Another anti-fungus spray is diluted hydrogen peroxide. You can water with it or just mist the surface, and/or spray leaves with it.
I don't know about spraying with peroxide and baking soda very close together. It might be OK, might not be, or might nullify the effect of either or both.
I think that there would be no downside to alternating chamomile tea and peroxide. Or just pick one and use it until it seems less effective, then try the other for a while.
0.2% hydrogen peroxide:
dilute "drugstore" hydrogen peroxide by 1:16 -
1 tablespoon per cup of water
2 ounces per quart
1 cup per gallon
Preventing fungus, no matter how hard, is probably easier than curing it once established.
P.S.
You should get some improvement just by keeping the soil surface drier. Less frequent, heavier watering helps with that. Air movement (a fan) or lower humidity would help dry the soil surface somewhat. Bottom-watering (if convenient) should help.
I think the best way to get a dry soil surface is to top-dress each pot with relatively coarse bark nuggets. Gravel or pebbles ought to work too. Very coarse Perlite should stay a little drier than straight potting mix.

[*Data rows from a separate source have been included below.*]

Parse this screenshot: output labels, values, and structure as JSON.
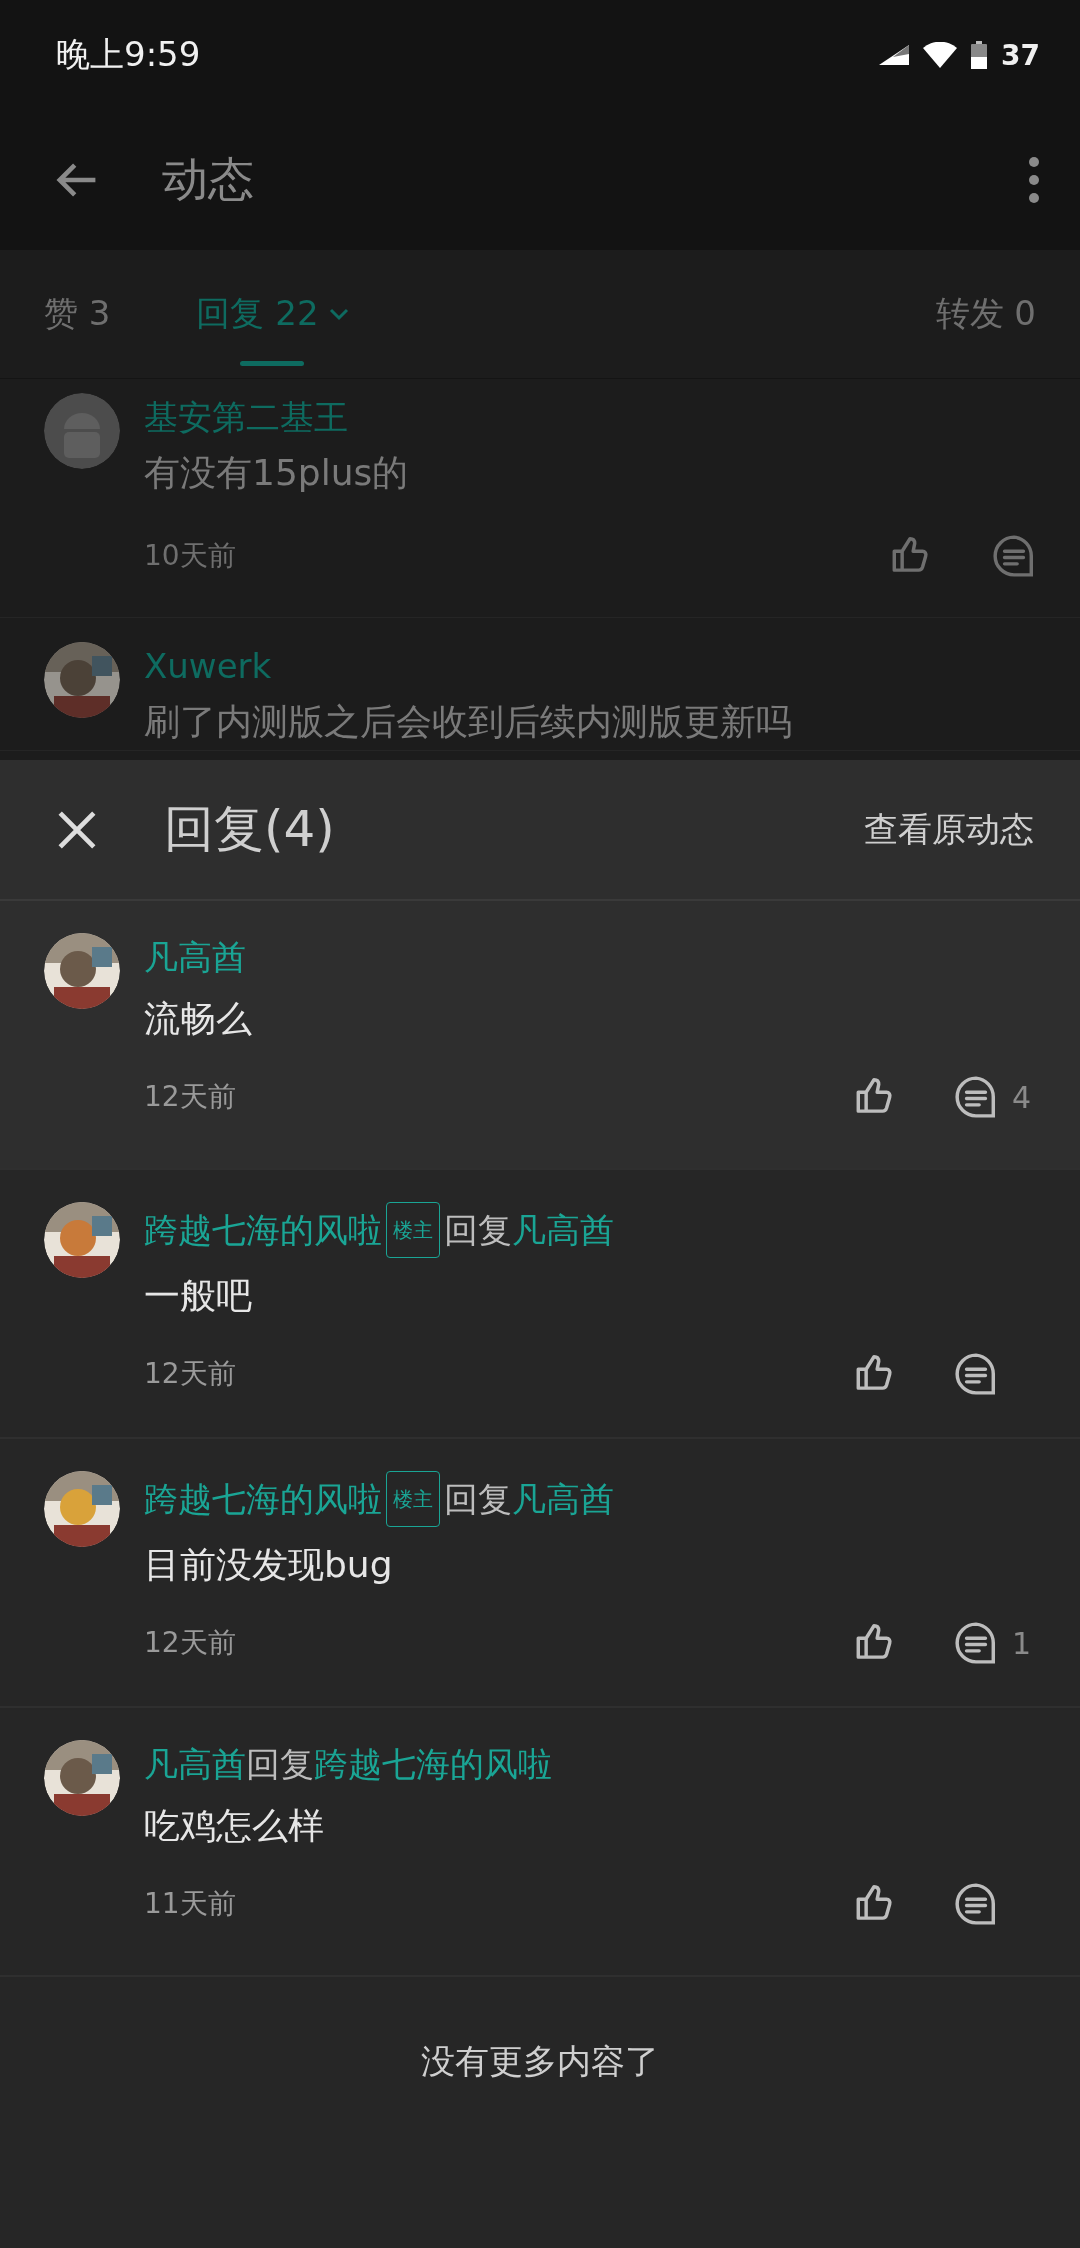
{
  "status_bar": {
    "time": "晚上9:59",
    "battery": "37"
  },
  "app_bar": {
    "title": "动态"
  },
  "tabs": [
    {
      "label": "赞 3",
      "selected": false,
      "dropdown": false
    },
    {
      "label": "回复 22",
      "selected": true,
      "dropdown": true
    },
    {
      "label": "转发 0",
      "selected": false,
      "dropdown": false
    }
  ],
  "comments": [
    {
      "avatar": {
        "kind": "default"
      },
      "name": "基安第二基王",
      "text": "有没有15plus的",
      "time": "10天前"
    },
    {
      "avatar": {
        "kind": "picture"
      },
      "name": "Xuwerk",
      "text": "刷了内测版之后会收到后续内测版更新吗"
    }
  ],
  "reply_sheet": {
    "title": "回复(4)",
    "link": "查看原动态",
    "replies": [
      {
        "kind": "parent",
        "avatar": {
          "kind": "picture"
        },
        "header": [
          {
            "kind": "name",
            "text": "凡高酋"
          }
        ],
        "text": "流畅么",
        "time": "12天前",
        "reply_count": "4"
      },
      {
        "kind": "reply",
        "avatar": {
          "kind": "picture"
        },
        "header": [
          {
            "kind": "name",
            "text": "跨越七海的风啦"
          },
          {
            "kind": "badge",
            "text": "楼主"
          },
          {
            "kind": "text",
            "text": "回复"
          },
          {
            "kind": "name",
            "text": "凡高酋"
          }
        ],
        "text": "一般吧",
        "time": "12天前"
      },
      {
        "kind": "reply",
        "avatar": {
          "kind": "picture"
        },
        "header": [
          {
            "kind": "name",
            "text": "跨越七海的风啦"
          },
          {
            "kind": "badge",
            "text": "楼主"
          },
          {
            "kind": "text",
            "text": "回复"
          },
          {
            "kind": "name",
            "text": "凡高酋"
          }
        ],
        "text": "目前没发现bug",
        "time": "12天前",
        "reply_count": "1"
      },
      {
        "kind": "reply",
        "avatar": {
          "kind": "picture"
        },
        "header": [
          {
            "kind": "name",
            "text": "凡高酋"
          },
          {
            "kind": "text",
            "text": "回复"
          },
          {
            "kind": "name",
            "text": "跨越七海的风啦"
          }
        ],
        "text": "吃鸡怎么样",
        "time": "11天前"
      }
    ],
    "footer": "没有更多内容了"
  }
}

Besides being drier and therefore less fungus-friendly, top-dressing can make the exposed surface less "organic" in the sense of less digestible fungus-food exposed to spores in the air. If you have compost in your potting mix, that feeds fungus like candy. If you use organic fertilizer like fish emulsion, that also provides fungus with easily digestible food.
If you ever re-pot the herbs, using a faster-draining and less-water-retaining soilless mix helps.
Probably any soilless potting mix is less fungus-friendly than any kind of potting soil, or any mix with any garden soil in it.